Sql-server – Replacing composite key with surrogate

database-designfragmentationprimary-keysql serversurrogate-key

I have the following table that has a couple of million rows in it and is 99% fragmented virtually all of the time. My plan was to insert a IDENTITY field as a surrogate key to replace the current composite 6 field primary, then make the current key a unique key for referential integrity and recreate the indexes.

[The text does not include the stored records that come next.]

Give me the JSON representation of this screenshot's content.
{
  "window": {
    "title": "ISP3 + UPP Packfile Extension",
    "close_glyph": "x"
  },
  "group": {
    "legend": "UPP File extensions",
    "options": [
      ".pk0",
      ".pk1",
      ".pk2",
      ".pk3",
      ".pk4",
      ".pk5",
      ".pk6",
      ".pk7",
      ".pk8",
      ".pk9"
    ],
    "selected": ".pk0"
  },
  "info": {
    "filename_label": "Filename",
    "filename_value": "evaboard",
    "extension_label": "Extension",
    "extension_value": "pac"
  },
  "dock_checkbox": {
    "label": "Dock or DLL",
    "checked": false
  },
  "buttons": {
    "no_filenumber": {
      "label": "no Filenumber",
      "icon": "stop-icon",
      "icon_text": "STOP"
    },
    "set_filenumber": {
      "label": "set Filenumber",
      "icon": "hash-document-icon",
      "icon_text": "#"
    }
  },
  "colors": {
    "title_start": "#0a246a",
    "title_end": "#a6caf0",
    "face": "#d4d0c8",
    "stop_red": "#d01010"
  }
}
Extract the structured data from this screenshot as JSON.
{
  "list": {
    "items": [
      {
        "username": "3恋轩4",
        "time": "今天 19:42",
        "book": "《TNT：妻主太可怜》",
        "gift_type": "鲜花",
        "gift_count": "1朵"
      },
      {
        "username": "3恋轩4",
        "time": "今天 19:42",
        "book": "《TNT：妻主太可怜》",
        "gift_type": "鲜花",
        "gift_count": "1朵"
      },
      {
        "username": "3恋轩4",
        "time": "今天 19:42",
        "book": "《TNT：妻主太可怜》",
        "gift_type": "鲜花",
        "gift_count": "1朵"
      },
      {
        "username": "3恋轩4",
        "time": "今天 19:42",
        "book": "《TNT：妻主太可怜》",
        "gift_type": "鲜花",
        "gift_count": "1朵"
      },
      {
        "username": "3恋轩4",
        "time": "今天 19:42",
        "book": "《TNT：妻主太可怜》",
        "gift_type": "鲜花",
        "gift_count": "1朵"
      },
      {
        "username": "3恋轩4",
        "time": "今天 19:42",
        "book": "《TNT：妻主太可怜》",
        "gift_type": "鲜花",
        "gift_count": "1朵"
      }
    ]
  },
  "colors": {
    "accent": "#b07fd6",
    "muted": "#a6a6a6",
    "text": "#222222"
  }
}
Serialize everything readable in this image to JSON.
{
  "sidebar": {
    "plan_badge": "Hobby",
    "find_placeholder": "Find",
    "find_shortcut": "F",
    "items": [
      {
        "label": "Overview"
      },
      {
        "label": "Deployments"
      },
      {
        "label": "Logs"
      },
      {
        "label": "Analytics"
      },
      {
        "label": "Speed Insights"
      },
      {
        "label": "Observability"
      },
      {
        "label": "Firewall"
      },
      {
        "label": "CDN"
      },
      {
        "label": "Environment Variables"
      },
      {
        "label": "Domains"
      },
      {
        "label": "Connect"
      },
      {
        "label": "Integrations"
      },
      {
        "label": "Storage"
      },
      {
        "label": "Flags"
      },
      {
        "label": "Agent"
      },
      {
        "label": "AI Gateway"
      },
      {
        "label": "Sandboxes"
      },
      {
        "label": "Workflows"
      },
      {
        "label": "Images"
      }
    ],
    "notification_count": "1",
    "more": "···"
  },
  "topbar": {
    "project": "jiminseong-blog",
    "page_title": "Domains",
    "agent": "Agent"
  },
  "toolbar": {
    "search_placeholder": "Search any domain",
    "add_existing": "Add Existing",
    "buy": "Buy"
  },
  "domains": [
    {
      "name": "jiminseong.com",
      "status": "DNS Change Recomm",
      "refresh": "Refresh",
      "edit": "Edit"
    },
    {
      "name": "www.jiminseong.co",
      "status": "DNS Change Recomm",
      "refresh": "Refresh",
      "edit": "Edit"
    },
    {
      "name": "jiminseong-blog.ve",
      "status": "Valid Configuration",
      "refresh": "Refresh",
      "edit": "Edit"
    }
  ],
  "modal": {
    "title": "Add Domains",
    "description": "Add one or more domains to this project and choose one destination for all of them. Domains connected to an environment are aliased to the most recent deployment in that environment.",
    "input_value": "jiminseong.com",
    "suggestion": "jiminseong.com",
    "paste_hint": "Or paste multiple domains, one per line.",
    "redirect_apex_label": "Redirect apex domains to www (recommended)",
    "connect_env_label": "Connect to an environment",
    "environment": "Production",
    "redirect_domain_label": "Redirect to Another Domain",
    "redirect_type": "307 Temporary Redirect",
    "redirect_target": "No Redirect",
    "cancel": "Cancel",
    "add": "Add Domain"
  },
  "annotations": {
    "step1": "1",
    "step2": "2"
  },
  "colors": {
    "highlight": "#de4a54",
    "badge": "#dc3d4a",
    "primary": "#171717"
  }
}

    CREATE TABLE [dbo].[Autocompleter](
        [CountryId] [int] NOT NULL,
        [ProvinceId] [int] NOT NULL,
        [LocationId] [int] NOT NULL,
        [PlaceId] [int] NOT NULL,
        [EstabId] [int] NOT NULL,
        [LocaleId] [int] NOT NULL,
        [Title] [varchar](400) NOT NULL,
        [Hotels] [int] NULL,
        [AlternateTitles] [varchar](4000) NULL,
        [EnableHotels] [bit] NOT NULL,
        [EnableHolidays] [bit] NOT NULL,
        [DisplayPriority] [int] NOT NULL,
     CONSTRAINT [PK_autocompleter_1] PRIMARY KEY CLUSTERED 
    (
        [CountryId] ASC,
        [ProvinceId] ASC,
        [LocationId] ASC,
        [PlaceId] ASC,
        [EstabId] ASC,
        [LocaleId] ASC
    )

Any gotchas I should be looking out for ? if it is an identity field I am thinking this should not break code that inserts into the table (as long as it specifies the columns explicitly)

I plan to create a new clustered index on the surrogate key and then make the current clustered index on the 6 fields a NC index.

Best Answer

Reading up on Kimball dimensional modeling, use of a surrogate key, in particular an IDENTITY, will help reduce fragmentation caused by page splits as you'll be appending rows at the end of leaf pages vs. attempting to insert them in the middle if the keys are not in the order of the index (ascending or descending depending on how the index was defined).

But, if the surrogate key will not be used in joins with other tables or in WHERE criteria, use of the surrogate key as a clustered index might not provide any additional benefit after the initial data import. If you keep the composite clustered key, sorting the source data in the order of the six-column composite key prior to import should avoid the page split fragmentation you're witnessing.

As for a choice of clustered index, the best candidate may be the column(s) that would be used in your most common/critical queries for WHERE criteria or joins. Use of a NCI will require a bookmark lookup to obtain the remaining values in the table if needed in the resultset.